How to decide on filtering criteria for rare taxa

fquerdasi · August 16, 2021, 11:17pm

Hi!

I am relatively new to microbiome analysis, and would appreciate any opinions or thoughts on this topic.

I am at the stage where I am filtering rare taxa/OTUs from my dataset before analysis, and am struggling to figure out 1) what is the best criterion for filtering? 2) how strict should I be with filtering, i.e., what is a reasonable percentage of taxa in your dataset to filter out/reasonable final number of taxa to have?

From what I can tell the decision about which criterion to use is very dependent on the characteristics of one's dataset. My dataset has 470 samples and 1,230 taxa (before filtering). When I use the criterion of filtering out OTUs that are non-zero in at least 10% of samples, I keep 233 out of 1,230 taxa. Is 233 taxa a reasonable number on which to perform diversity and biomarker analyses? If not, what would be more reasonable? Does anyone have resources on determining filtering criteria that they've found particularly helpful and wouldn't mind sharing?
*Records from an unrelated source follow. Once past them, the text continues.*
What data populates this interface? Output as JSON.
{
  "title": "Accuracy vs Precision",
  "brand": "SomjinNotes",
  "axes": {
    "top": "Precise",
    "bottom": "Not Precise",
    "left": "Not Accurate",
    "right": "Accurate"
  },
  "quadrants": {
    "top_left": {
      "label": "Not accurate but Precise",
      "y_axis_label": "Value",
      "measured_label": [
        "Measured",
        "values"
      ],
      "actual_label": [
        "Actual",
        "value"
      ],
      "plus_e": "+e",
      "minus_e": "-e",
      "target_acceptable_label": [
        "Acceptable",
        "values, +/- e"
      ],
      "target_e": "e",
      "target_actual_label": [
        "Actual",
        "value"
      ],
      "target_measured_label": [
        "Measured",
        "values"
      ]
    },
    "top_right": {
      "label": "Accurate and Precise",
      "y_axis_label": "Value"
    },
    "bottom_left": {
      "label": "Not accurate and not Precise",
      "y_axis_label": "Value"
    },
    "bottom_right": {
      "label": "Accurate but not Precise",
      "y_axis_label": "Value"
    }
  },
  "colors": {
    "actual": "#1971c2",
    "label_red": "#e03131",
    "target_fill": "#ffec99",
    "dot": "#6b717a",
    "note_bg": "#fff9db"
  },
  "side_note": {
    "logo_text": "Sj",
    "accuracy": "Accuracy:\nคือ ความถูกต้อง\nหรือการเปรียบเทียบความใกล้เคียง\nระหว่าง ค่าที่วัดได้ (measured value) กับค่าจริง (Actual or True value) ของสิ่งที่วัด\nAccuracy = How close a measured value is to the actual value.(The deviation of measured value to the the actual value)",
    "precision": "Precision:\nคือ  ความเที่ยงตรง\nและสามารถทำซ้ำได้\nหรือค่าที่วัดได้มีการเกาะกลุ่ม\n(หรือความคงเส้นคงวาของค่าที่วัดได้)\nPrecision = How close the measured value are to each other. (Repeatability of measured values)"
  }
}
Thank you! Any help is much appreciated!
Fran

colinbrislawn · August 17, 2021, 2:13pm

Hello Fran,

While there is evidence to suggest that Independent filtering increases detection power for high-throughput experiments and Qiime2 provides a plugin to do it, I don't think there's a consensus about filtering.

There's no perfect threshold because this is a trade-off between common and rare taxa, and reviewer three will always want something different

So why use just one threshold? Why not look for biomarkers in ubiquitous taxa that appear in most samples, and also biomarker taxa that appear only in specific groups of interest?

In diversity analysis, you can also look at rare taxa and common taxa without any filtering, just by using different metrics. Unweighted UniFrac look at all taxa equally so is sensitive to changes in rare taxa, while Weighted UniFrac is weighted by abundance so is biased towards changes in common taxa. Comparing differences in Weighted vs Unweighted shows if more changes are happening in rare or common taxa, no filtering required!

I hope this helps!
Colin

ChrisKeefe · August 17, 2021, 5:41pm

Why do you want to get rid of rare taxa?

As far as I'm aware, there is no inherent value in throwing away biological data. Sometimes people filter data for resource/performance reasons - if you can get away without doing this, you should. Waste not, want not, right? Further, everyone's data is different, so "reasonable percentages" might make your data look more "normal" at the high cost of its uniqueness.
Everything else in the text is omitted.